20TH-CENTURY AND CONTEMPORARY DAY SALES

Phillips

  • Phillips achieved higher results in both its evening and day sale performances this year. At its 20th-century and contemporary art day sale, the auction house racked up $40.22 million, as compared to $34.68 million in November 2018. The sale set new records for 10 artists, including Jaume Plensa, whose stainless steel sculptures Twins I and II from 2009 (est. $600,000 to $800,000) sold for $1.13 million, Larry Poons, for the bright yellow painting Jessica’s Hartford (1965) that sold for $1.15 million, and Dorothea Rockburne, for Oxymoron (1987-88), an oil on linen piece that went for $93,750.
  • Other artists records: Maria Lassnig, Jeff Sonhouse, Ann Craven, Noah Davis, Louise Fishman, Sascha Braunig, and Elizabeth Murray.
  • A number of works sold well above their estimates, including Loie Hollowell‘s 2015 painting Giving Head (est. $40,000 to $60,000), that went for $106,250, and KAWS‘s painted bronze COMPANION (PASSING THROUGH), 2011, estimated $300,000 to $400,000 and selling for $836,000.
  • The top-performing lot was Josef Albers‘s Homage to the Square: Silent Gray (1955), soaring past its $400,000 to $600,000 estimate with a $1.31 million sale. 
  • Lots that failed to sell included Robert Motherwell‘s Open No. 116: La France Open (executed 1969/1983/circa 1985), estimated $1 million to $1.5 million, and Anish Kapoor‘s aluminum work Untitled (1997), which carried a $300,000 to $400,000 estimate.

Christie’s

  • Christie’s tallied a total of $117.1 million at its contemporary day sales in the morning and afternoon, a figure that surpasses last year’s $92.97 million sum.

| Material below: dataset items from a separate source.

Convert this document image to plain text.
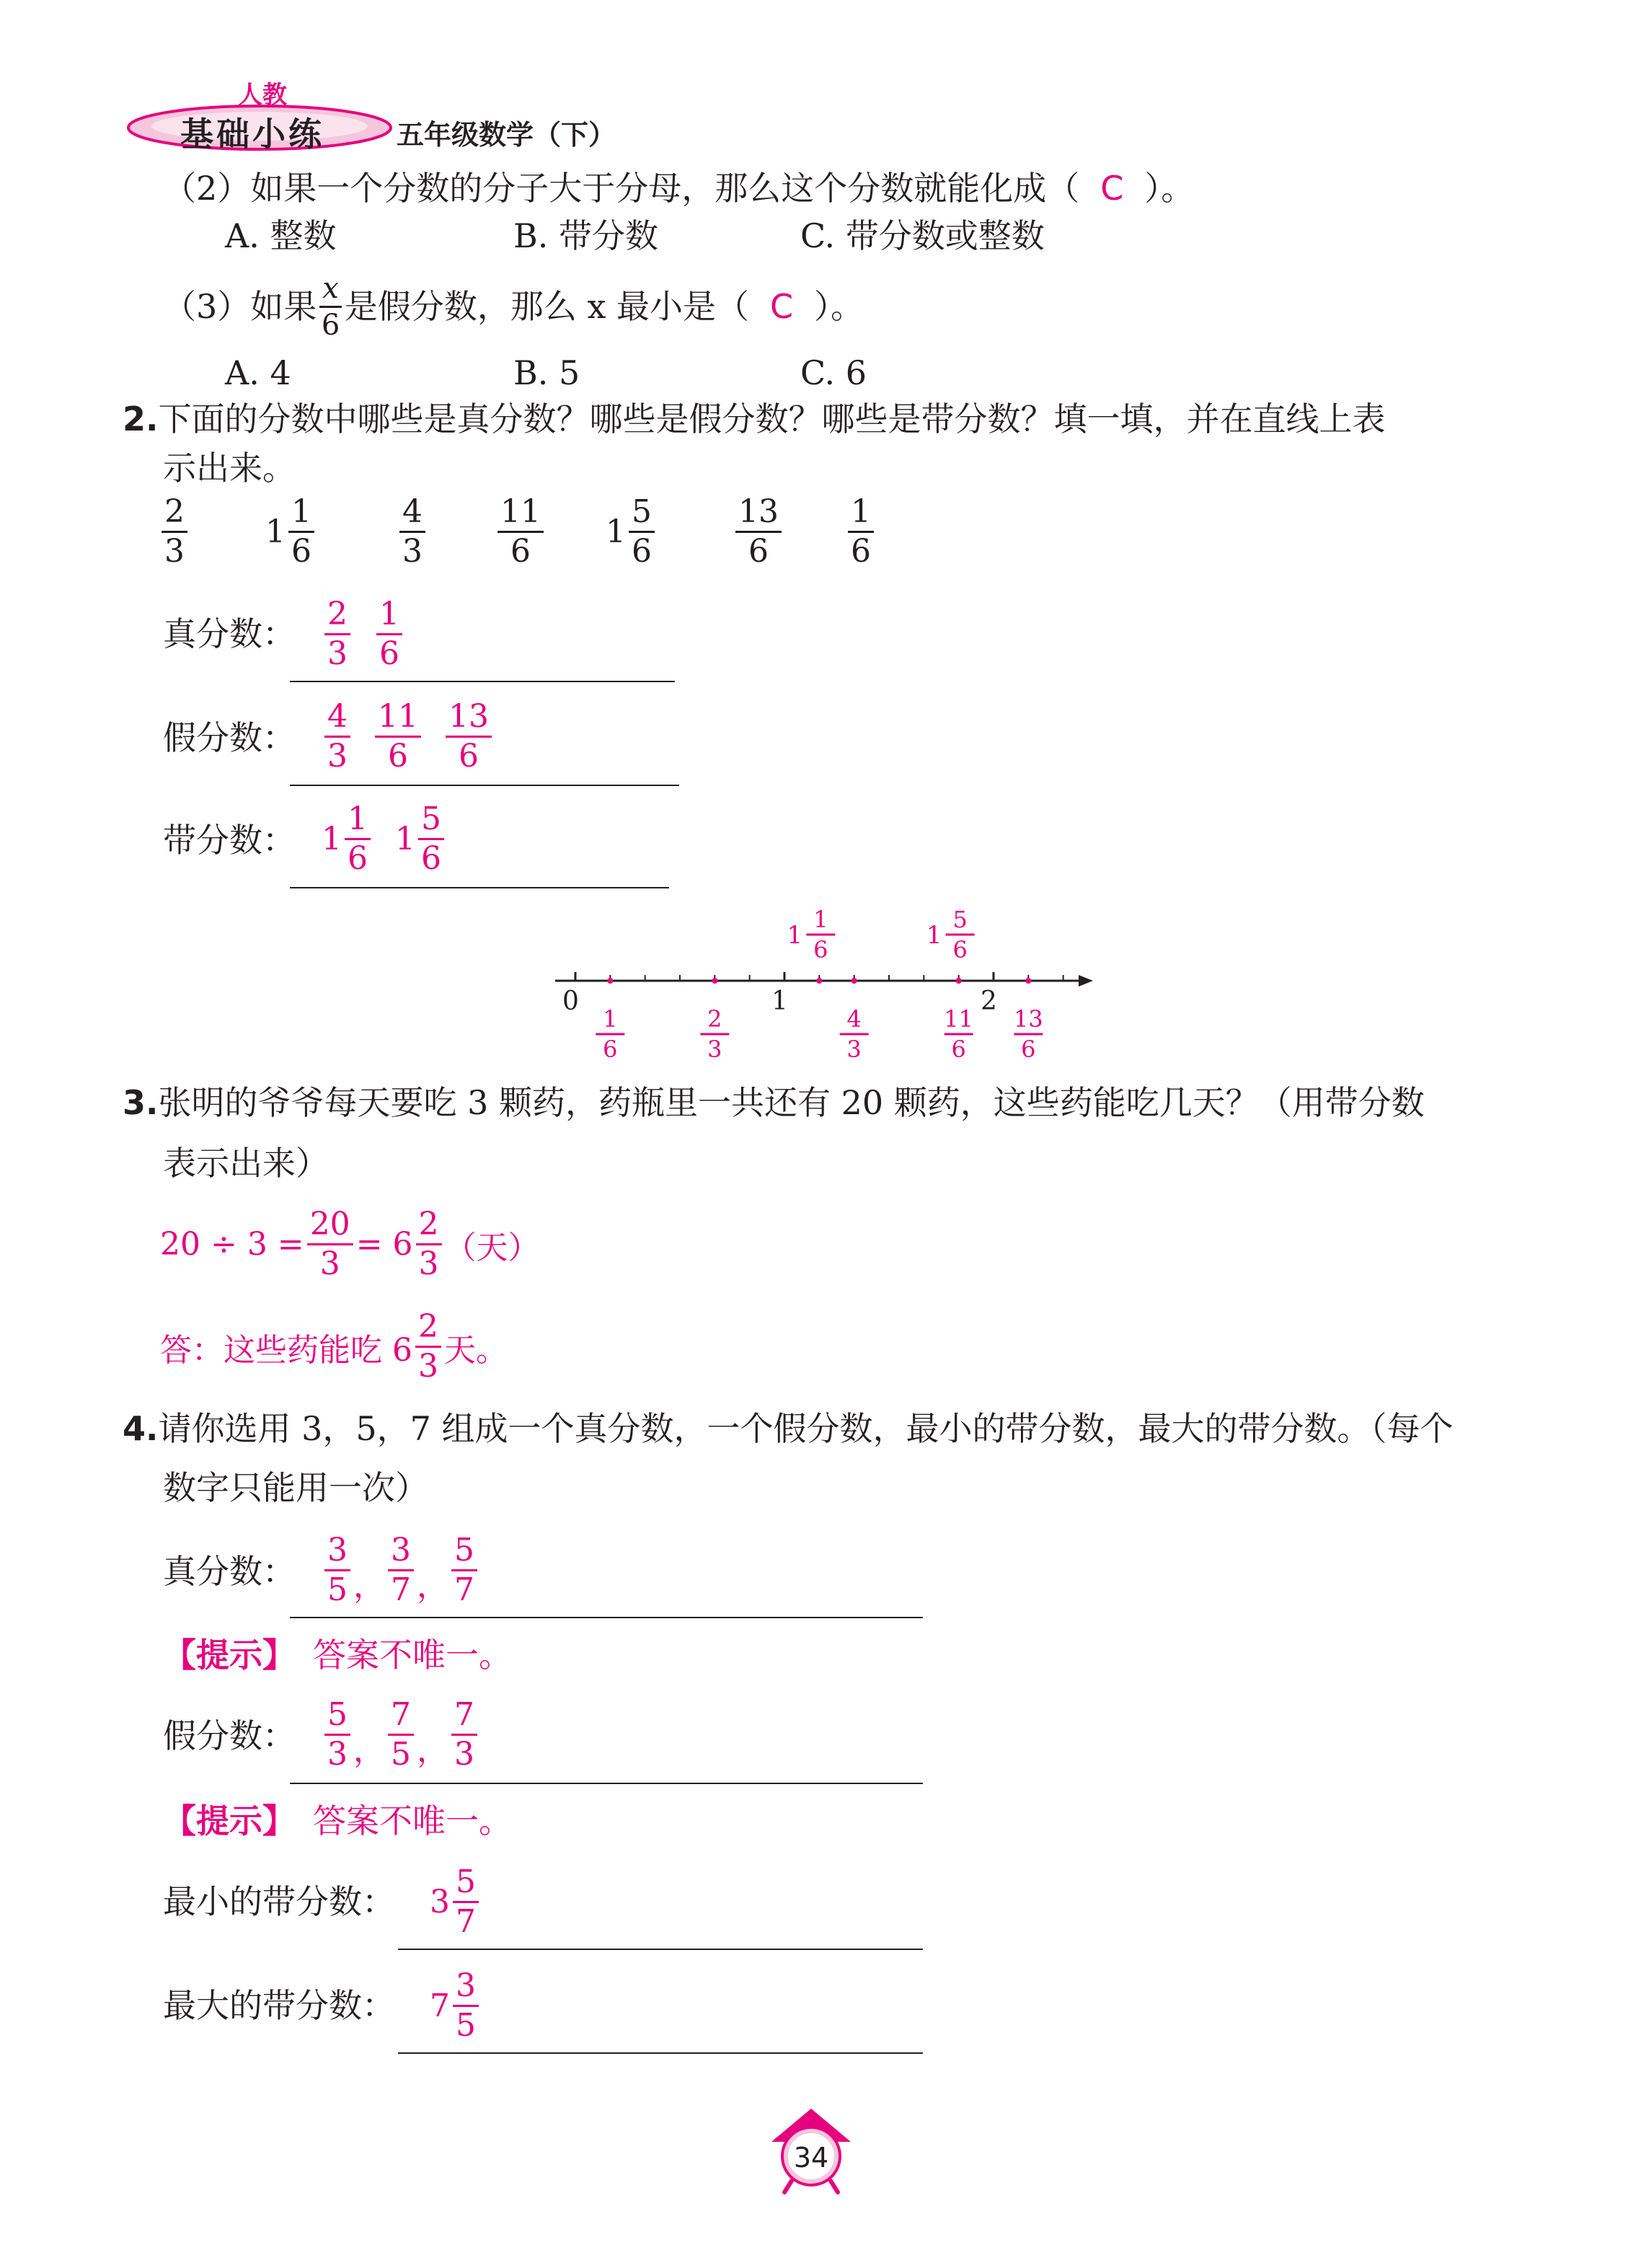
人教
基础小练	五年级数学（下）
（2）如果一个分数的分子大于分母，那么这个分数就能化成（ C ）。
A. 整数	B. 带分数	C. 带分数或整数
（3）如果 $\frac{x}{6}$ 是假分数，那么 x 最小是（ C ）。
A. 4	B. 5	C. 6
2.下面的分数中哪些是真分数？哪些是假分数？哪些是带分数？填一填，并在直线上表
示出来。
$\frac{2}{3} 1 \frac{1}{6}$	$\frac{4}{3} \frac{11}{6} 1 \frac{5}{6}$	$\frac{13}{6} \frac{1}{6}$
真分数： $\frac{2}{3} \frac{1}{6}$
假分数： $\frac{4}{3} \frac{11}{6} \frac{13}{6}$
带分数： $1 \frac{1}{6} 1 \frac{5}{6}$
0	1	2
1
1
6	1
5
6
1
6
2
3
4
3
11
6
13
6
3.张明的爷爷每天要吃 3 颗药，药瓶里一共还有 20 颗药，这些药能吃几天？（用带分数
表示出来）
$20 \div 3 = \frac{20}{3} = 6 \frac{2}{3}$ （天）
答：这些药能吃 $6 \frac{2}{3}$ 天。
4.请你选用 3，5，7 组成一个真分数，一个假分数，最小的带分数，最大的带分数。（每个
数字只能用一次）
真分数： $\frac{3}{5}$ ， $\frac{3}{7}$ ， $\frac{5}{7}$
【提示】 答案不唯一。
假分数： $\frac{5}{3}$ ， $\frac{7}{5}$ ， $\frac{7}{3}$
【提示】 答案不唯一。
最小的带分数： $3 \frac{5}{7}$
最大的带分数： $7 \frac{3}{5}$
34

This number also represents the highest ever contemporary day sale total.
  • The auction house set records for several women artists with the sale of Ruth Asawa‘s Untitled (S.387, Hanging Three Separate Layers of Three-Lobed Forms), ca. 1955, for $4 million, Julie Curtiss‘s 2018 painting Pas de Trois for $423,000, Carrie Mae Weems‘s Kitchen Table Series (executed 1990/printed 2003) for $237,500, and Mary Corse‘s Untitled (DNA Series), 2016, for $435,000.
  • Works by George Condo, Frank Stella, Andy Warhol, and Joan Mitchell all achieved over the $3 million mark.
  • Other top lots were Helen Frankenthaler‘s (Bach’s) Sacred Theater (1973), which sold beyond its estimate for $2.53 million, Jean Dubuffet‘s gouache on paper L’Aberrateur (1963) for $2 million, and Andy Warhol‘s Flowers (1965) for $2.41 million.
  • Lots that did not sell include pieces by Isamu Noguchi, Alexander Calder, Simone Leigh, Takashi Murakami, and Tauba Auerbach.

Sotheby’s

  • Sales were flying past their estimates at Sotheby’s on Friday: Joan Mitchell‘s Saint Martin La Garenne IX (1987), estimated $1 million to $1.5 million, sold for $2.9 million; Sam Gilliam‘s With Crimson (1970), estimated $600,000 to $800,000, went for $1 million; January 2 (1992) by Alex Katz sold for $1 million over its high estimate of $700,000; Michael Armitage‘s The Conservationists (2015) made a mockery of its $50,000 to $70,000 estimate when it sold for $1.52 million.
  • Wayne Thiebaud‘s 1976 painting Ripley Street Ridge sold for $3.32 million, well above its high estimate of $2 million.
  • Two sculptures by Ruth Asawa also passed their estimates: Untitled (S.256, Hanging tied-wire, double-sided, open-center, six-branched form based on nature), ca. 1965, which had carried a $200,000 to $300,000 estimate, sold for $884,000. And Untitled (S.422, hanging single-lobed, three layers of spheres), estimated $150,000 to $200,000, sold for $1.22 million.